While many of us would tend to dismiss the guards’ statements in this situation as collusive and self-serving, especially when taken nearly two years after the event, photographs of the shower and the statements of nurses (who were employed by a third-party contractor, rather than the prison itself) bolster their case. The report also cited major inconsistencies in inmates’ accounts, which conflicted both with video evidence and with one another, and which also made it unlikely a jury would find them convincing.
It is the job of prosecutors to hold people responsible for criminal behavior – and never more so than when the victim is a powerless individual and the supposed perpetrators are state employees in whose custody that victim had been placed. But state employees are entitled to the same presumption of innocence as everyone else. Fairness dictates that outsiders, including journalists, present both sides of the story.

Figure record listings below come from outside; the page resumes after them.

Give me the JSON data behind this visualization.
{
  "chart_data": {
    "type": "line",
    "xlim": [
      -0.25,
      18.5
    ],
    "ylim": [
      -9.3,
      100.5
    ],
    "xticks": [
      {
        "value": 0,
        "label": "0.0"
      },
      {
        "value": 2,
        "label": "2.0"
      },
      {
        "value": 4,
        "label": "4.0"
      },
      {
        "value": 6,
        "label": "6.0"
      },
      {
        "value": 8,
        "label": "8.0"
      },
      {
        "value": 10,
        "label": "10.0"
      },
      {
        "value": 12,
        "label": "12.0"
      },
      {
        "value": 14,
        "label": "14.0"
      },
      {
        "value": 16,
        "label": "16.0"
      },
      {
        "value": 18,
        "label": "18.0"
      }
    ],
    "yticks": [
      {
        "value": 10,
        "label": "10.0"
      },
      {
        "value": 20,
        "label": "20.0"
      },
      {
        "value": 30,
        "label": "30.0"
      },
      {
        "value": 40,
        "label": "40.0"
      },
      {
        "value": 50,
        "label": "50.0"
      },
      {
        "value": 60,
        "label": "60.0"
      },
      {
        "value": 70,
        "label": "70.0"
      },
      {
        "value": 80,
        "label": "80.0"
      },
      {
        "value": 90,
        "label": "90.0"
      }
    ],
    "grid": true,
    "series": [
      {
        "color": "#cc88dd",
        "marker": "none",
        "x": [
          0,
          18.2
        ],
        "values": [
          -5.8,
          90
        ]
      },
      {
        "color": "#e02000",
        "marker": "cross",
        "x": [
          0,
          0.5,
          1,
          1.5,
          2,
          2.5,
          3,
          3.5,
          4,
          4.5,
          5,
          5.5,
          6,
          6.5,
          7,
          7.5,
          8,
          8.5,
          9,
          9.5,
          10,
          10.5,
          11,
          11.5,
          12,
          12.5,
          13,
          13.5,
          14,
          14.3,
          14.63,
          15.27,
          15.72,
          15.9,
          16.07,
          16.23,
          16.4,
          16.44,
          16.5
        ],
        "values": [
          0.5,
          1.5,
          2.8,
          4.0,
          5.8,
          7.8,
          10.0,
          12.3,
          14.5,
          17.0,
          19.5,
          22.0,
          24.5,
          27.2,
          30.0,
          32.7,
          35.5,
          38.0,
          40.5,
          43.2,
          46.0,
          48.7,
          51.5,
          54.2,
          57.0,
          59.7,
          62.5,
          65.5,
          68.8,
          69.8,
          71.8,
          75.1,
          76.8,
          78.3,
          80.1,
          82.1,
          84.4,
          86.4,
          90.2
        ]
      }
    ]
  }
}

For me, the key to that less-expected side was in the photographs included in the state attorney’s investigative report made public on Friday, which showed the supposed murder weapon in detail: a single stream of water fed by a sink connected to a hose in a long shower stall, from which anyone could have easily stood aside.
A man died while in state custody at an unnaturally early age. Such circumstances should always demand investigation. The fact that this one took two years to get started and three additional years to complete – and then only when subject to press scrutiny – reflects well on nobody involved. But in this case, it seems most likely that the blame rests on an overburdened system responding to a not-obviously criminal circumstance, rather than any attempt to cover criminal wrongdoing.
It is easy to make the case that Rainey’s death was a tragedy. It is plainly much more difficult to make the case that it was a crime, and it is not a prosecutor’s job to search for scapegoats or reach for convictions unsupported by the evidence. Sometimes justice does not deliver the answer we want – or the one we expected to find.